Baumbach told NYT that the 2020 Oscars night results were “easier” because both films lost out on Best Picture. “We could celebrate that together,” Baumbach said. The honor instead went to “Parasite,” making history at the Academy Awards.
As for the inner workings and inherent competition of both being filmmakers, Gerwig said, “I feel like it must be hard if you’re 25. I think as you get older, things work, things don’t work. You’re up, you’re down.”
Baumbach echoed, “I’ve been in a ton of therapy. If I show her something I’m writing, or I show her a cut or something I’m working on that she’s not directly involved in, the highest compliment she pays is, she says, ‘I’m jealous.’ Maybe if I was 25 and met her, I wouldn’t have been able to handle it.”
The duo worked together once more on Netflix’s “White Noise,” written and directed by Baumbach with Gerwig starring opposite Adam Driver.
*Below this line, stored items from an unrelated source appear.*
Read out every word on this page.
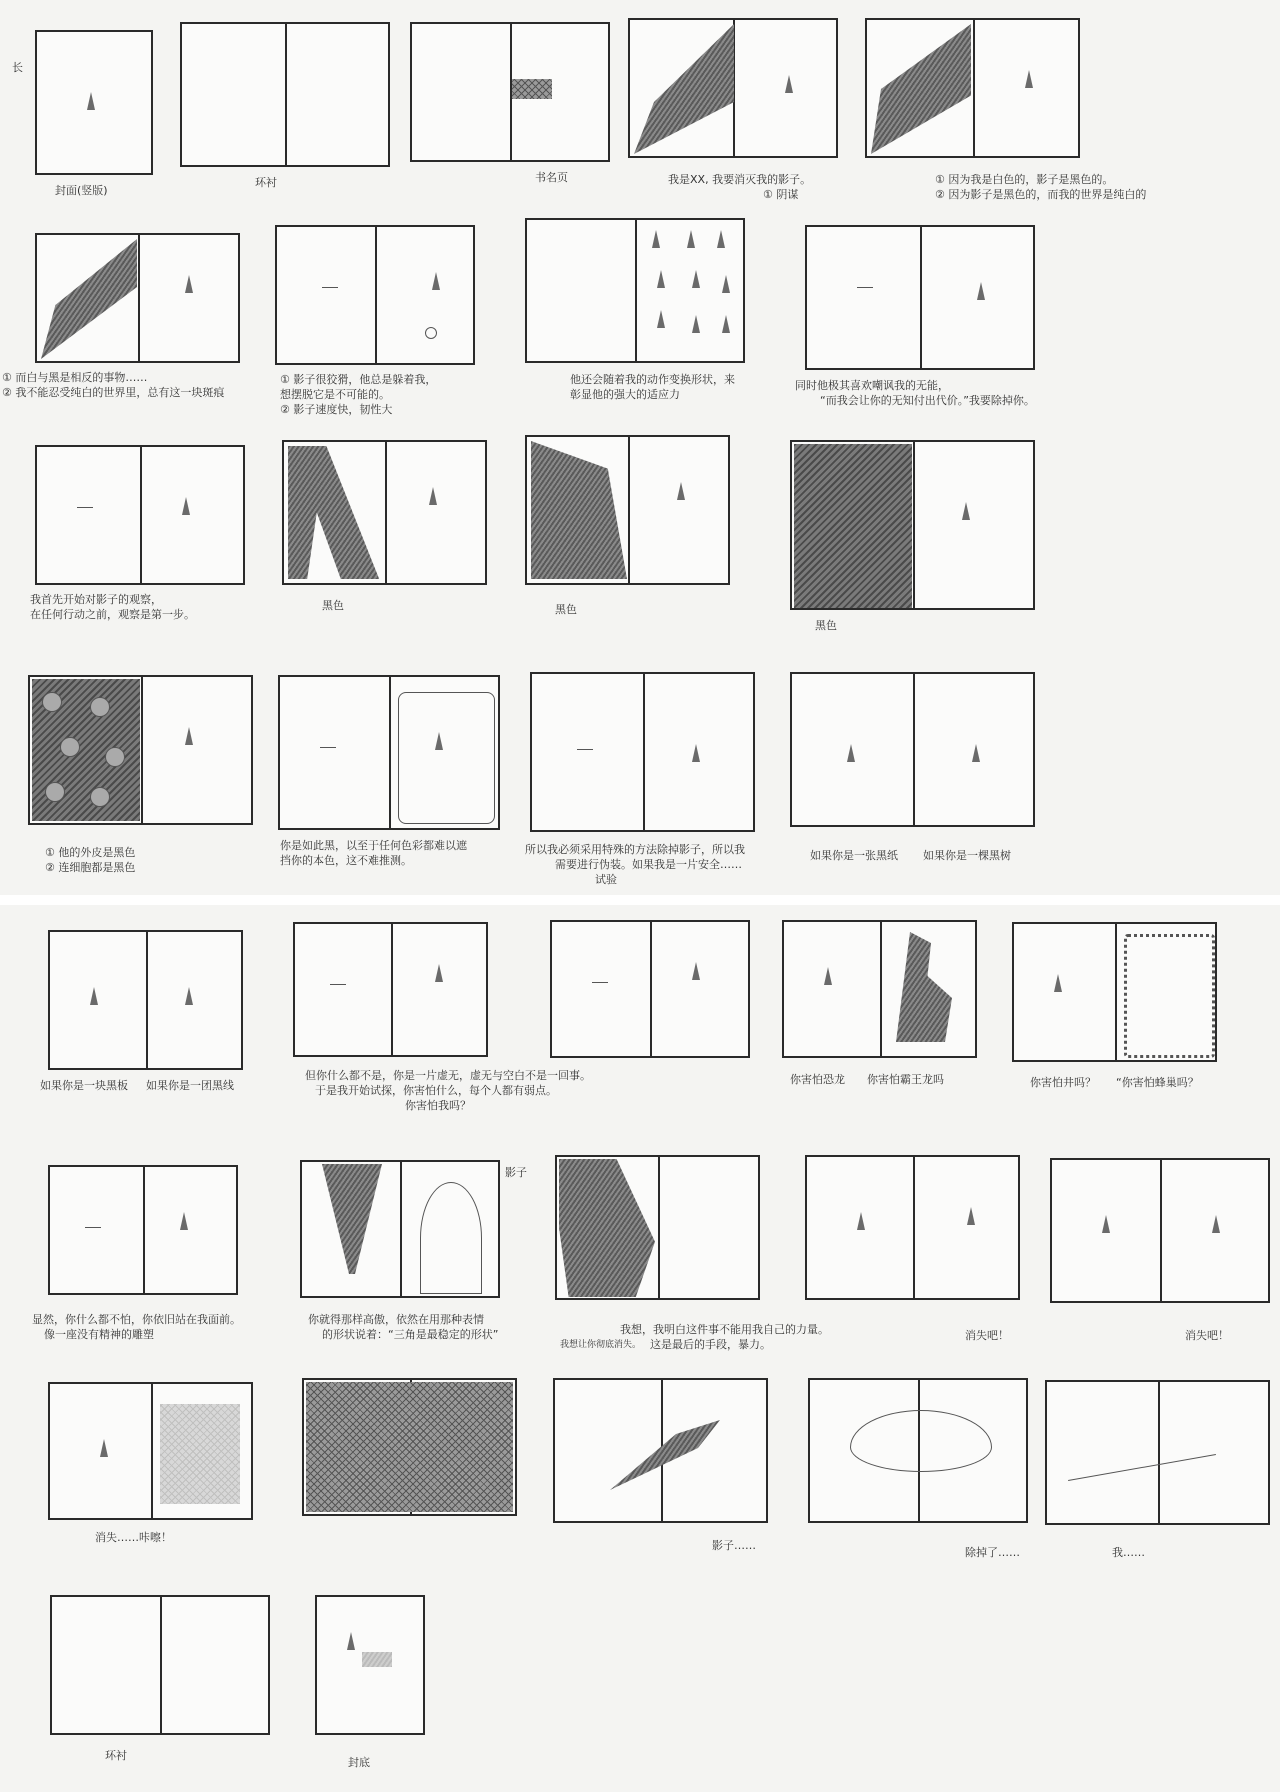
长
封面(竖版)
环衬	书名页	我是XX, 我要消灭我的影子。
① 阴谋
① 因为我是白色的，影子是黑色的。
② 因为影子是黑色的，而我的世界是纯白的
① 而白与黑是相反的事物……
② 我不能忍受纯白的世界里，总有这一块斑痕
① 影子很狡猾，他总是躲着我，
想摆脱它是不可能的。
② 影子速度快，韧性大
他还会随着我的动作变换形状，来
彰显他的强大的适应力
同时他极其喜欢嘲讽我的无能，
“而我会让你的无知付出代价。”我要除掉你。
我首先开始对影子的观察，
在任何行动之前，观察是第一步。
黑色	黑色
黑色
① 他的外皮是黑色
② 连细胞都是黑色
你是如此黑，以至于任何色彩都难以遮
挡你的本色，这不难推测。
所以我必须采用特殊的方法除掉影子，所以我
需要进行伪装。如果我是一片安全……
试验
如果你是一张黑纸 如果你是一棵黑树
如果你是一块黑板 如果你是一团黑线
但你什么都不是，你是一片虚无，虚无与空白不是一回事。
于是我开始试探，你害怕什么，每个人都有弱点。
你害怕我吗？
你害怕恐龙 你害怕霸王龙吗	你害怕井吗？ “你害怕蜂巢吗？
显然，你什么都不怕，你依旧站在我面前。
像一座没有精神的雕塑
影子
你就得那样高傲，依然在用那种表情
的形状说着：“三角是最稳定的形状”
我想让你彻底消失。
我想，我明白这件事不能用我自己的力量。
这是最后的手段，暴力。
消失吧！	消失吧！
消失……咔嚓！
影子……
除掉了……	我……
环衬
封底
And Gerwig offered directorial advice “once on the set,” saying of Baumbach, “He’s incredibly open to suggestion. The truth is, I think if I had wanted to sit there all day, every day, even when I wasn’t on the set, he’d be happy to ask what I thought of every shot.”
She added, “I think also, as a director, there’s a certain loneliness. Mike Nichols said directors need a buddy. So someone who has a thought or a point of view or is looking over your shoulder makes you feel less like you’re having an isolated existential crisis every day.”